The survey found that more than one in five people in France think they may have to leave home in the next decade because of climate change. Yet decisions to move or remain are often more complex than climate models alone suggest.

Most climate-migration models focus on physical thresholds such as temperature or sea-level rises to predict displacement. The HABITABLE researchers introduced a new concept called social tipping points – moments when decisions by some households trigger wider community movements.

When repeated crop failures or floods hit, for example, several families may decide to leave. Their departure could prompt neighbours to follow, potentially tipping an entire village toward higher levels of migration. 

“There are real discrepancies between public debate and empirical realities for climate refugees,” Gemenne said. 

He emphasised that people respond very differently to climate pressures depending on their economic, social, or even psychological resilience.

“Understanding those factors can explain why similar events produce different migration outcomes in different places,” he said. 

In Ghana, the project examined climate-migration decisions in the country’s northern savannah regions. Led by Professor Mumuni Abu of the University of Ghana, the team examined how environmental stressors push people to migrate – and how migration reshapes local communities.

“We examined how climate impacts and migration decisions vary by gender, age and social class,” Abu said. His team’s findings helped local authorities and NGOs design more inclusive policies, particularly for women and young people. They also raised public awareness of the challenges through theatre and storytelling projects in schools.

In southeast Asia, the HABITABLE team studied communities along the Mekong River in Thailand, on the border with Laos. Sara Vigil, senior research fellow at the Stockholm Environment Institute in Bangkok, led the work on gender and social equity.

Research with communities along the border showed how climate stressors and declining natural resources are reshaping livelihoods and mobility. It also highlighted local responses, including community-led water monitoring and grassroots mobilisation.

Vigil’s team found that broader pressures, such as debt, declining fish stocks and limited livelihoods, especially for women, often influenced migration decisions more strongly than climate factors alone.

Overall, Vigil said, the HABITABLE work helped broaden the conversation from simply identifying who is vulnerable to asking why certain people and places are becoming more vulnerable.

“The impacts of climate change on migration are shaped by deeper structural inequalities, including gender roles, uneven access to resources and entrenched social hierarchies,” she said.

Drawing on these findings, Gemenne urges caution when discussing the future of places increasingly described as “uninhabitable” due to climate change.

“While the impacts of climate change are increasingly real, I’ve seen places where people consider their home uninhabitable, not because of direct experience, but because they’ve been told so.

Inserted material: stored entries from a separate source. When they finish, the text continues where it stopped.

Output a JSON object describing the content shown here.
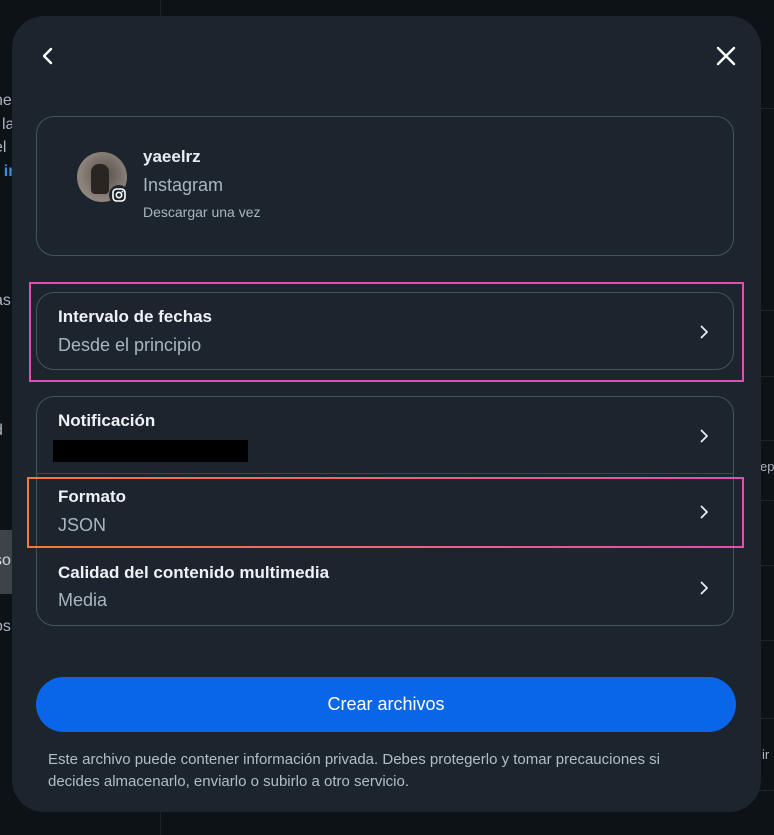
{
  "background": {
    "fragments": [
      "ne",
      "l la",
      "el",
      "t in",
      "as",
      "d",
      "so",
      "os",
      "ep",
      "ir"
    ]
  },
  "header": {
    "back_icon": "chevron-left-icon",
    "close_icon": "close-icon"
  },
  "account": {
    "username": "yaeelrz",
    "platform": "Instagram",
    "mode": "Descargar una vez",
    "badge_icon": "instagram-icon"
  },
  "options": {
    "date_range": {
      "title": "Intervalo de fechas",
      "value": "Desde el principio"
    },
    "notification": {
      "title": "Notificación",
      "value_redacted": true
    },
    "format": {
      "title": "Formato",
      "value": "JSON"
    },
    "media_quality": {
      "title": "Calidad del contenido multimedia",
      "value": "Media"
    },
    "chevron_icon": "chevron-right-icon"
  },
  "actions": {
    "create_label": "Crear archivos"
  },
  "disclaimer": "Este archivo puede contener información privada. Debes protegerlo y tomar precauciones si decides almacenarlo, enviarlo o subirlo a otro servicio.",
  "colors": {
    "modal_bg": "#1c252d",
    "primary_button": "#0a66e8",
    "highlight_pink": "#e24fb3",
    "highlight_orange": "#f07a3c"
  }
}
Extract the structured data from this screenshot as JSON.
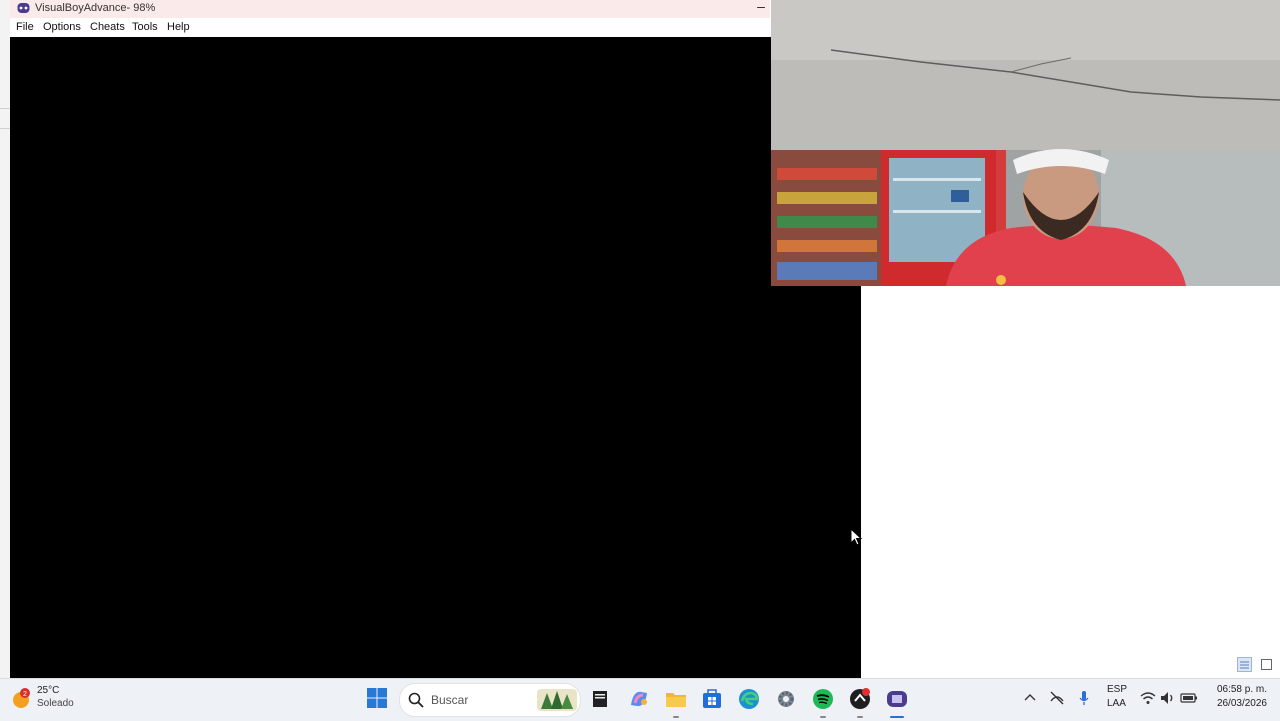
{
  "window": {
    "title": "VisualBoyAdvance- 98%",
    "minimize_glyph": "–",
    "menu": [
      "File",
      "Options",
      "Cheats",
      "Tools",
      "Help"
    ]
  },
  "taskbar": {
    "weather": {
      "temp": "25°C",
      "condition": "Soleado",
      "badge": "2"
    },
    "search_placeholder": "Buscar",
    "pinned_icons": [
      "file-explorer-icon",
      "copilot-icon",
      "folder-icon",
      "microsoft-store-icon",
      "edge-icon",
      "settings-icon",
      "spotify-icon",
      "game-app-icon",
      "visualboyadvance-icon"
    ],
    "language": {
      "primary": "ESP",
      "secondary": "LAA"
    },
    "clock": {
      "time": "06:58 p. m.",
      "date": "26/03/2026"
    }
  },
  "colors": {
    "title_bar": "#fbeaea",
    "emulator_screen": "#000000",
    "taskbar": "#eef1f6",
    "accent": "#2b6cd6"
  }
}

We need a more nuanced conversation,” he said.

For Gemenne, the HABITABLE research highlights three key lessons for thinking about future climate-migration dynamics and ways to respond.

“First, people’s perceptions matter. Second, social tipping points provide a much richer framework than traditional models. And third, equitable research partnerships between Europe, Africa and Asia ensure local knowledge informs global decisions.”

The findings of the HABITABLE team are now featured in a global exhibition on Migrations and Climate, hosted until 5 April 2026 at the National Museum for the History of Immigration in Paris, France. The exhibition brings the research to a wider audience and highlights its relevance for real-world decisions. 

Gemenne expressed hope that this more nuanced approach to climate migration will have a lasting impact and support local authorities as they design adaptation and migration policies.

“I hope HABITABLE can become a living study, carried forward by many local partners, shaping decisions long into the future,” he said.